I have been hauling and storing boxes, bags, and trunks of other people's things for the last four years. The collection started long before, actually, but in the last few years there have been so many important family changes that the stuff in my life has exploded out of any reasonable proportion. I have made several attempts to manage this unwieldy and oppressive baggage. Sometimes I actually do take old clothes, old dishes, old toasters to the folks at the Good Will because they will take almost anything.
It's harder to part with what passes for memorabilia, of course. When sorting through a box of linens from prior generations of family, for instance, I found some flour sacks that used to be the only way to dry the dishes. They were used on every family occasion. I can't remember why drying seemed to fall to the younger women, but I suppose it was because they weren't trusted to actually get the dishes clean. What I do remember is many conversations over the kitchen sink, towels getting wetter and wetter, until the last dish got a very damp, semi-dry, wipe.
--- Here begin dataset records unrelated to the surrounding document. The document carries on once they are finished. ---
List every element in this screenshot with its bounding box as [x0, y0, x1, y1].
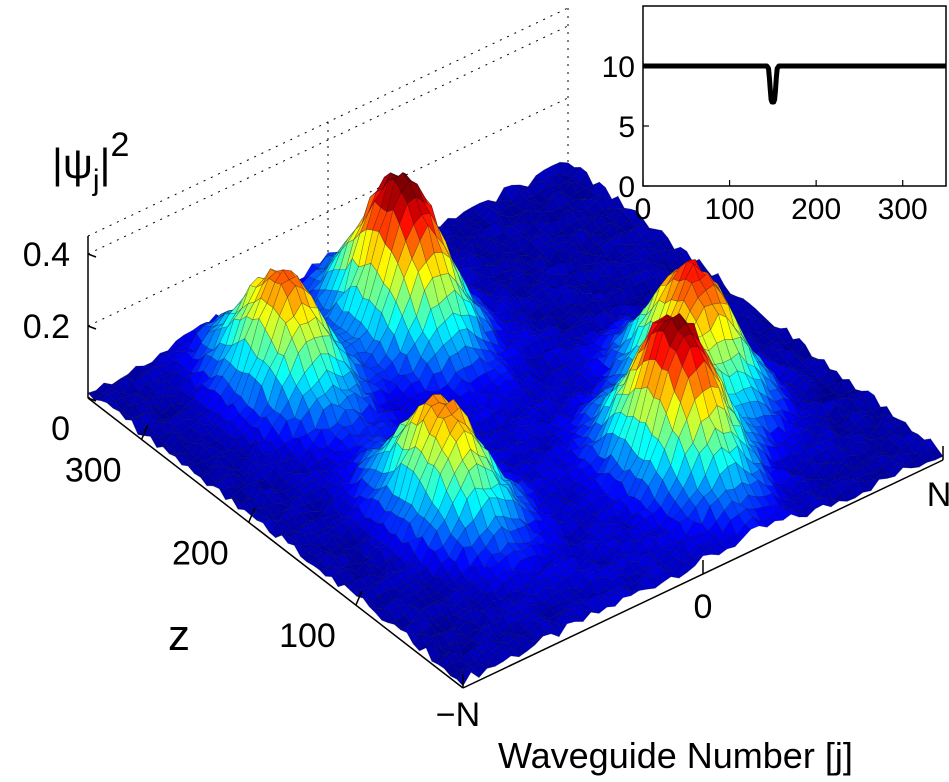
surface-patch	[759, 320, 775, 330]
inset-y-tick-label: 0	[618, 171, 635, 204]
inset-x-tick-label: 300	[878, 193, 928, 226]
y-tick-label: 200	[172, 534, 229, 572]
z-tick-label: 0.2	[23, 308, 70, 346]
y-tick-label: 100	[279, 617, 336, 655]
surface-patch	[859, 390, 875, 399]
inset-x-tick-label: 200	[791, 193, 841, 226]
surface-patch	[628, 210, 644, 228]
z-tick-mark	[87, 253, 97, 258]
z-axis-title-sup: 2	[110, 126, 129, 164]
z-axis-title-sub: j	[92, 164, 100, 197]
surface-patch	[653, 230, 669, 244]
surface-patch	[659, 237, 675, 251]
surface-patch	[883, 413, 901, 422]
surface-patch	[671, 246, 688, 254]
y-tick-mark	[140, 425, 149, 440]
surface-patch	[641, 224, 657, 233]
x-tick-label: 0	[694, 588, 713, 626]
x-axis-title: Waveguide Number [j]	[498, 735, 853, 776]
z-tick-label: 0	[51, 410, 70, 448]
surface-patch	[753, 314, 769, 321]
surface-patch	[790, 337, 806, 354]
y-tick-mark	[248, 507, 256, 523]
inset-x-tick-label: 100	[705, 193, 755, 226]
inset-y-tick-label: 10	[602, 51, 635, 84]
z-axis-title: |ψj|2	[52, 126, 129, 197]
surface-patch	[565, 166, 582, 178]
z-axis-title-close: |	[100, 140, 111, 187]
inset-x-tick-label: 0	[635, 193, 652, 226]
surface-patch	[734, 298, 751, 305]
surface-patch	[784, 337, 800, 351]
surface-patch	[578, 171, 594, 189]
y-tick-label: 300	[65, 451, 122, 489]
surface-patch	[616, 207, 631, 211]
surface-plot	[87, 161, 944, 687]
surface-patch	[797, 344, 813, 360]
surface-patch	[590, 181, 606, 198]
surface-patch	[872, 406, 888, 419]
surface-patch	[666, 246, 681, 252]
z-axis-title-base: |ψ	[52, 140, 93, 187]
inset-plot: 0 100 200 300 0 5 10	[602, 5, 947, 226]
surface-patch	[865, 394, 881, 413]
y-axis-title: z	[168, 611, 190, 660]
surface-patch	[853, 390, 869, 399]
surface-patch	[559, 161, 575, 177]
surface-patch	[928, 447, 944, 461]
surface-patch	[890, 419, 907, 427]
surface-patch	[778, 327, 794, 345]
inset-y-tick-label: 5	[618, 111, 635, 144]
inset-frame	[642, 5, 947, 187]
y-axis-line	[87, 397, 464, 689]
surface-patch	[922, 438, 938, 452]
surface-patch	[803, 356, 819, 360]
inset-series-line	[643, 63, 946, 105]
surface-patch	[746, 308, 763, 316]
surface-patch	[771, 327, 788, 337]
z-tick-mark	[87, 397, 97, 402]
x-tick-label: −N	[436, 696, 480, 734]
surface-patch	[727, 295, 744, 302]
surface-patch	[621, 208, 638, 219]
z-tick-label: 0.4	[23, 236, 70, 274]
surface-patch	[647, 228, 663, 241]
surface-patch	[584, 181, 600, 192]
surface-patch	[722, 293, 737, 297]
surface-patch	[572, 166, 588, 184]
tick-labels: 0 0.2 0.4 100 200 300 −N 0 N	[23, 236, 949, 734]
surface-patch	[840, 379, 856, 393]
surface-patch	[740, 303, 757, 311]
z-tick-mark	[87, 325, 97, 330]
y-tick-mark	[355, 590, 363, 606]
surface-patch	[609, 195, 625, 210]
surface-patch	[878, 405, 894, 418]
x-tick-label: N	[927, 476, 949, 514]
surface-patch	[916, 436, 931, 443]
surface-patch	[603, 194, 619, 211]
Not all of these conversations were particularly informative or even light-hearted, at least not in my family. But sometimes there would be instructions about how to handle a particular favorite dish: "That was your Aunt Jenny's, don't drop it! She brought it all the way from Norway!" Which gave not only an on-going history of who brought what from where, but what was valued as well. Family history was important even if the present generations were squabbling, fussing, fuming, and not speaking to one another. In fact, the parties who were not speaking were often brought out of a practiced and careful silence to argue about the remembrance of which dish came from what side of the family.
So these dish towels seemed to me to be full of family history, collected through many years of use, abuse, and familiarity. Some of them had been hastily embroidered to serve as a present from one generation to the next, and some had been labored over and even hemmed by hand. I loved most the ones with sunbonnet girls who were busily engaged ironing, baking, or watering the lazy daisy flowers. So I set the towels aside.
The sunbonnet girls, however, did not set me aside. I kept thinking about them, and about how simple their lives seemed to be. They were happily engaged in the most menial housework, and always dressed with matching bonnets and petticoats as if they were going to a party, and not hanging out the laundry. In their world the sky was always blue, and the only thing to be done was the task at hand.
As I continued to sort through boxes, I came upon some old iron-on transfers of those very sunbonnet girls. "See," they said. "We haven't left you!"
So I have embarked upon the very rewarding recreational experience of embellishing and refurbishing those old dish towels. I have realised that by making something useful beautiful, I am honoring not only a family tradition, but, as my daughter reminds me, doing something helpful for our ecology. Hopefully I am only passing on the useful and beautiful to my growing family. But I do remember that useful is not always without family drama, nor is beautiful always without effort. Everyday menial tasks can be hard and often the work seems unrewarded. But the family that is supported by these tasks is always a beautiful thing, and always a treasure.